念願の北八・・・天狗岳
平田影郎
八ヶ岳には何か惹かれるものがあって、常にターゲットには成っていた。2時間ほどのアプローチで登山口まで行けるのに、アルプス的な雰囲気はやはり魅力だ。
とりあえず一座は極めておかないと・・・と思い立ってからすばやい行動だ。とりあえず・・・としては天狗ぐらいだろう。周到にコースタイムを計算し十分自信を持っての山行だ。山を始めたばかりの私にとっては、天狗すら真剣勝負に近いものがあった。
白駒荘から中山への登りは大石がゴロゴロ、一段一段が高く非常に歩きにくく早速アゴを出してしまった。
こんなことで計算どおり歩く事ができるのかと不安になったが、中山に登りきると後は自分のペースを掴む事ができた。中山峠を過ぎると左側がスパッと切れていて冬には雪庇になりそうな場所があった。
また天狗の登りにかかる前には大岩が積み重なったところもあって、ここも冬にはシュルンドになるに違いない。
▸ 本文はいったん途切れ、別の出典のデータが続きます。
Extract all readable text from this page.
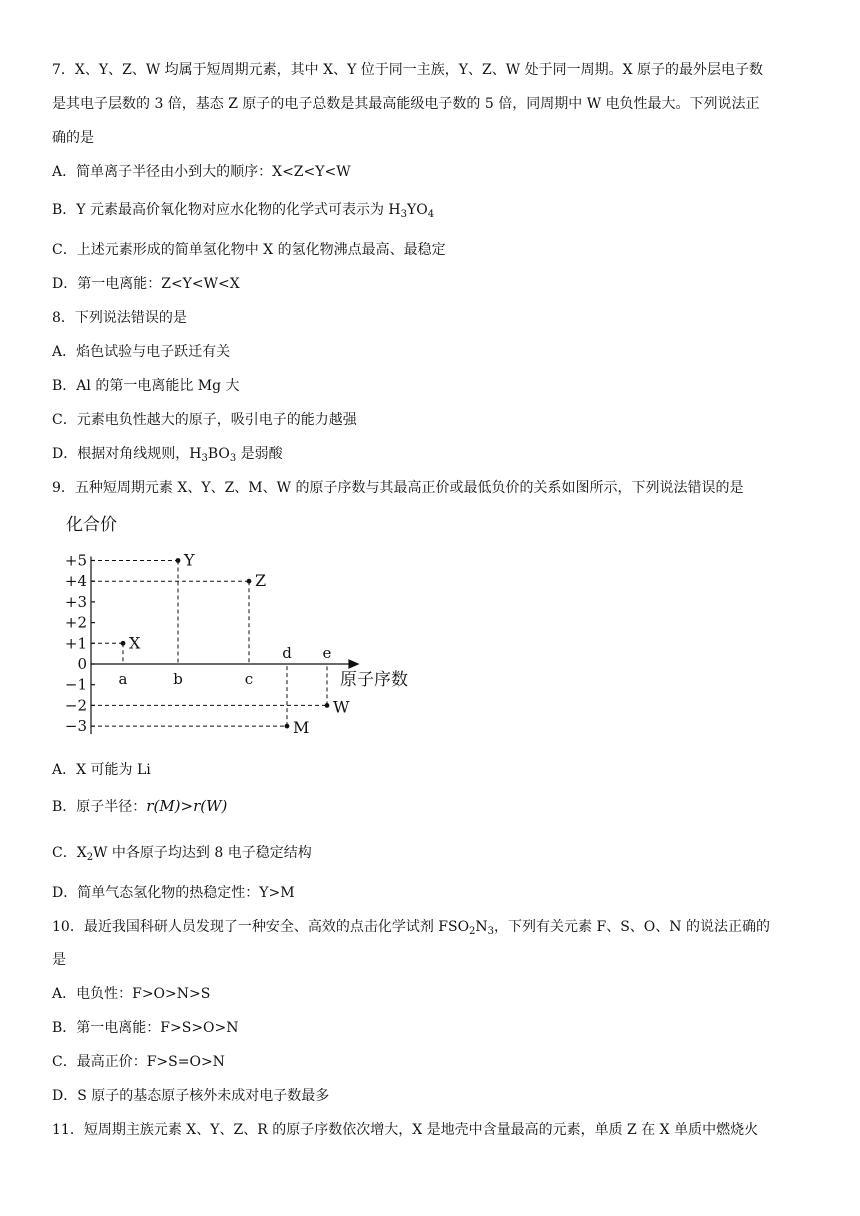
7．X、Y、Z、W 均属于短周期元素，其中 X、Y 位于同一主族，Y、Z、W 处于同一周期。X 原子的最外层电子数
是其电子层数的 3 倍，基态 Z 原子的电子总数是其最高能级电子数的 5 倍，同周期中 W 电负性最大。下列说法正
确的是
A．简单离子半径由小到大的顺序：X<Z<Y<W
B．Y 元素最高价氧化物对应水化物的化学式可表示为 $H_3YO_4$
C．上述元素形成的简单氢化物中 X 的氢化物沸点最高、最稳定
D．第一电离能：Z<Y<W<X
8．下列说法错误的是
A．焰色试验与电子跃迁有关
B．Al 的第一电离能比 Mg 大
C．元素电负性越大的原子，吸引电子的能力越强
D．根据对角线规则，$H_3BO_3$ 是弱酸
9．五种短周期元素 X、Y、Z、M、W 的原子序数与其最高正价或最低负价的关系如图所示，下列说法错误的是
+5
+4
+3
+2
+1
0
−1
−2
−3
a	b	c
d e
X
Y
Z
M
W
化合价
原子序数
A．X 可能为 Li
B．原子半径：r(M)>r(W)
C．$X_2W$ 中各原子均达到 8 电子稳定结构
D．简单气态氢化物的热稳定性：Y>M
10．最近我国科研人员发现了一种安全、高效的点击化学试剂 $FSO_2N_3$，下列有关元素 F、S、O、N 的说法正确的
是
A．电负性：F>O>N>S
B．第一电离能：F>S>O>N
C．最高正价：F>S=O>N
D．S 原子的基态原子核外未成对电子数最多
11．短周期主族元素 X、Y、Z、R 的原子序数依次增大，X 是地壳中含量最高的元素，单质 Z 在 X 单质中燃烧火
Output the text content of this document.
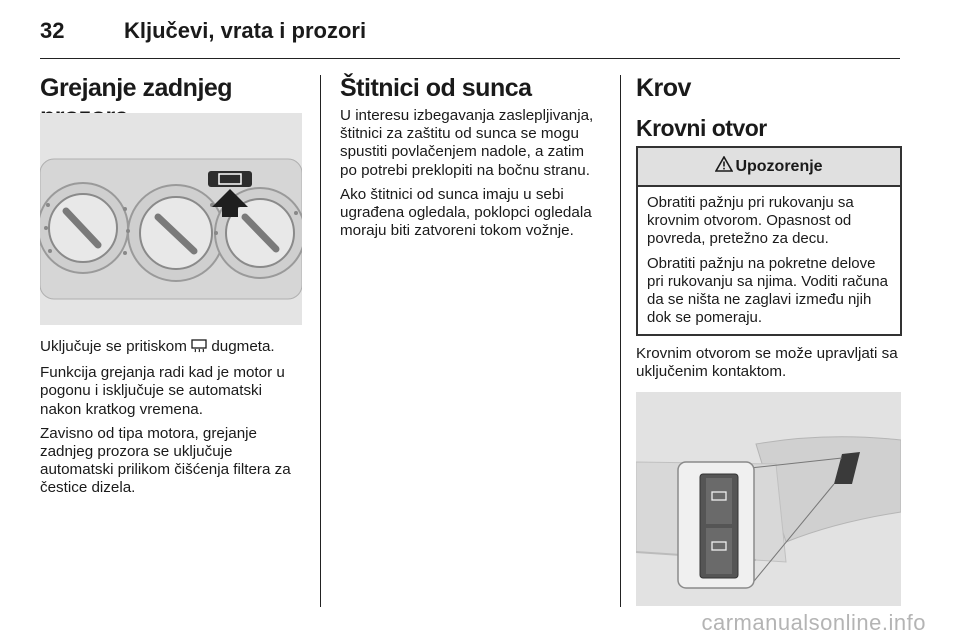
32	Ključevi, vrata i prozori
Grejanje zadnjeg

Uključuje se pritiskom dugmeta.

Funkcija grejanja radi kad je motor u pogonu i isključuje se automatski nakon kratkog vremena.

Zavisno od tipa motora, grejanje zadnjeg prozora se uključuje automatski prilikom čišćenja filtera za čestice dizela.

Štitnici od sunca

U interesu izbegavanja zaslepljivanja, štitnici za zaštitu od sunca se mogu spustiti povlačenjem nadole, a zatim po potrebi preklopiti na bočnu stranu.

Ako štitnici od sunca imaju u sebi ugrađena ogledala, poklopci ogledala moraju biti zatvoreni tokom vožnje.

Krov
Krovni otvor
Upozorenje

Obratiti pažnju pri rukovanju sa krovnim otvorom. Opasnost od povreda, pretežno za decu.

Obratiti pažnju na pokretne delove pri rukovanju sa njima. Voditi računa da se ništa ne zaglavi između njih dok se pomeraju.

Krovnim otvorom se može upravljati sa uključenim kontaktom.

carmanualsonline.info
確りとメモリーにインプットした。左手後方にはイナゴの南壁が恐ろしいまでに切り立って、私を圧倒している。
天狗の登りはそれ程ダメージのある登りではなかった。残念な事に山頂はガスで何も見えず・・・ひじょ~に・・くやしぃ~。初めての山域、八ヶ岳のロケーションをしっかりと瞼に焼き付けたかったなー。予定の西天狗も放棄してしまった。
山頂には20人ほどが食事をしていた。みな一様に残念がっていた。
妻に電話を入れてみると何とこれが通じてしまった。初めて知った。この後の山行では携帯が私の玩具と化し、山頂から電話を入れられて迷惑する人が続出した。帰路は白駒荘の高台から白駒池を望み、予定を変更して白駒池に下って、さらに池をゆっくりと周遊して麦草峠に戻った。
中山からの下りで若い美人の奥さんに会った。三才ぐらいの子はお母さんの手を借りながらも、懸命に頑張っている。あまりに辛そうなので声をかけると「黒百合ヒュッテの食事が美味しいので泊まりにいく」という。
思わず一緒に行きたくなってしまった。まさか新手の客引きではあるまい。